Comprendre un album de BD : les termes que vous ne connaissiez pas

Lorsque l’on tient un album de BD entre ses mains, on a rarement idée du nombre de termes précis qui sont nécessaires pour désigner ses différents aspects. Bon nombre du vocabulaire explicité ci-dessous est employés tout au long de ce blog, et plus généralement par les amateurs de BDs. Qu’il s’agisse de la construction physique du livre, ou de la narration typique de bandes dessinées, je vous propose un voyage qui vous portera sans doute nettement plus loin que vous ne l’auriez imaginé.

Moi-même, en rédigeant cet article, j’ai répondu à des questions que je ne m’étais jamais vraiment posées.

Nous commencerons par explorer la composition d’un ouvrage, avant d’entrer dans le vocabulaire plus précis de la BD, puis nous finirons par évoquer la manière dont les albums de BDs peuvent être organisés.

Nota bene

Dans l’article ci-dessous (et plus généralement sur ce blog), on désigne pas album tout ouvrage de bande dessinée, quel qu’il soit. C’est un abus de langage assumé, même si le mot « album » désigne plutôt un format spécifique d’ouvrage (cf. plus bas dans cet article).

Afin de nous aider à y voir plus clair dans la suite de cet article, nous prendrons comme cobaye-exemple la bande dessinée Garulfo (que je recommande !). Celle-ci servira surtout à illustrer le propos, avec quelques photos augmentées d’annotations.

Structure d’un album

Commençons par nous intéresser à un album de BD en tant qu’objet, le contenant avant d’explorer son contenu

Remarque

Le vocabulaire présenté dans la suite de ce paragraphe n’est pas exclusif à la BD, et s’applique à tous les livres.

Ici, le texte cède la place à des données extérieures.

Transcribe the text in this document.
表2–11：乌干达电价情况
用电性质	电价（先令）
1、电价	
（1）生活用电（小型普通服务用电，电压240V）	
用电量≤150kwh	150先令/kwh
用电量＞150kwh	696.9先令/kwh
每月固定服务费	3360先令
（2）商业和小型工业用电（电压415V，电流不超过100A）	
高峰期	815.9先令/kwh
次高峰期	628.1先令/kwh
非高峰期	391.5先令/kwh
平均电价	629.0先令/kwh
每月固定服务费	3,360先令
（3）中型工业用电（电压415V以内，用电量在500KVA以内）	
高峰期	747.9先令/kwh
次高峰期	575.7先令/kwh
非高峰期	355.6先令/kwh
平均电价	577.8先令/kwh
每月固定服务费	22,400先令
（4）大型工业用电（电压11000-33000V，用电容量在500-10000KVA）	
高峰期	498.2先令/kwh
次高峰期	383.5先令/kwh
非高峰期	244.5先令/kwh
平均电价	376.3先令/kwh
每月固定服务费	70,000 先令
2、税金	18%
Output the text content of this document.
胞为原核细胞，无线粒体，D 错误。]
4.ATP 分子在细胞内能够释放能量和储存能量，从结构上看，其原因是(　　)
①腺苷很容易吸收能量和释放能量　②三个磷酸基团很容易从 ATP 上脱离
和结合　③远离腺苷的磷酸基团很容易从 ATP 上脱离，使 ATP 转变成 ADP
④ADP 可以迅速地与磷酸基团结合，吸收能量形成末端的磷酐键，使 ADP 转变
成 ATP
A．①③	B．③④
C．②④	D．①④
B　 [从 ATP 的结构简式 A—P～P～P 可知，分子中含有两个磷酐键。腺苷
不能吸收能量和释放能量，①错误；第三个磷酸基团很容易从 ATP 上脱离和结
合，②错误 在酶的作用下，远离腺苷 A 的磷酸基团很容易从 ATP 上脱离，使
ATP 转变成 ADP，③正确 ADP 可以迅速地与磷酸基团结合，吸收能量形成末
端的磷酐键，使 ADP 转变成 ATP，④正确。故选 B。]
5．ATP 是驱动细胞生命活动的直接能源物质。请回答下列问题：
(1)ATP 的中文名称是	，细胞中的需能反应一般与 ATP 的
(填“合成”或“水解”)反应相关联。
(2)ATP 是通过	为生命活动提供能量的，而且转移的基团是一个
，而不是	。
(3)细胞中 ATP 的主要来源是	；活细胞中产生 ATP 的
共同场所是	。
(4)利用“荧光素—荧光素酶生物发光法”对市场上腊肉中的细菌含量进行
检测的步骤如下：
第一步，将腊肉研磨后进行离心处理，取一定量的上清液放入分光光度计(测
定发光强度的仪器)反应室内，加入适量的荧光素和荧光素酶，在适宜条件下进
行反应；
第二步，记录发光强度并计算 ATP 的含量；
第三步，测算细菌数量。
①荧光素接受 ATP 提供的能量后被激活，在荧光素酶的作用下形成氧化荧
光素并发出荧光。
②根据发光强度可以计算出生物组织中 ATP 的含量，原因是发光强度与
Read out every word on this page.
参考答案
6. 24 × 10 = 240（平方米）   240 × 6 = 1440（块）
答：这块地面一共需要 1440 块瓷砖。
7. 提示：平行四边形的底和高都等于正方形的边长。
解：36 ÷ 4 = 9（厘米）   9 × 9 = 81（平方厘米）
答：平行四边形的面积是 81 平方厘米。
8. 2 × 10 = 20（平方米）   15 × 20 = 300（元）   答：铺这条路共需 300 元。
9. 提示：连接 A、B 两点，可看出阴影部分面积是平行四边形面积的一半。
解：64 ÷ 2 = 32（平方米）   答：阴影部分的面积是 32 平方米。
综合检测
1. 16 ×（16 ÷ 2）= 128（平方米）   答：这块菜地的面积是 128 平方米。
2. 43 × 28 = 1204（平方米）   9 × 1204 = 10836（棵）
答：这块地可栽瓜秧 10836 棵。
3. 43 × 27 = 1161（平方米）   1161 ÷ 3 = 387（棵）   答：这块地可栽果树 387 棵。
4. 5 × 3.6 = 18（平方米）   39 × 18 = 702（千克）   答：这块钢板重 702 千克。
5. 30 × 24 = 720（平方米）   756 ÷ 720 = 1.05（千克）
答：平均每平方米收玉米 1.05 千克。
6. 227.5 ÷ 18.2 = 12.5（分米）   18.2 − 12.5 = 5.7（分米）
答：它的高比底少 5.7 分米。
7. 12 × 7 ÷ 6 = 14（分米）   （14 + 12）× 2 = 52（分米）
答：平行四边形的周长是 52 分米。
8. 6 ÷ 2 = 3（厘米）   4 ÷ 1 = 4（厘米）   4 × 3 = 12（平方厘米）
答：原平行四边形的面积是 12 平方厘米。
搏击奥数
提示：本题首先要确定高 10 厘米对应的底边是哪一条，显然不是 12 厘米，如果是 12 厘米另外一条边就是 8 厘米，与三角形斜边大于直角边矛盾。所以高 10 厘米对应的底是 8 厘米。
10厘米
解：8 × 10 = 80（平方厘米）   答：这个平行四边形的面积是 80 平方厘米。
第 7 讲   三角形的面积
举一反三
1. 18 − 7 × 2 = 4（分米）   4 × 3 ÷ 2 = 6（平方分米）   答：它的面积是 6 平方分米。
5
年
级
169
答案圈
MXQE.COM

On distingue 4 zones dans un album :

  • La partie haute est appelée tête (les arrêtes des pages y sont visibles);
  • La partie basse est la queue (idem) ;
  • La gouttière est la partie ouvrante du livre (idem) ;
  • Le dos protège la reliure des feuilles entre elles (les arrêtes des pages sont invisibles). Il ne doit pas être confondu avec la quatrième de couverture (voir plus bas).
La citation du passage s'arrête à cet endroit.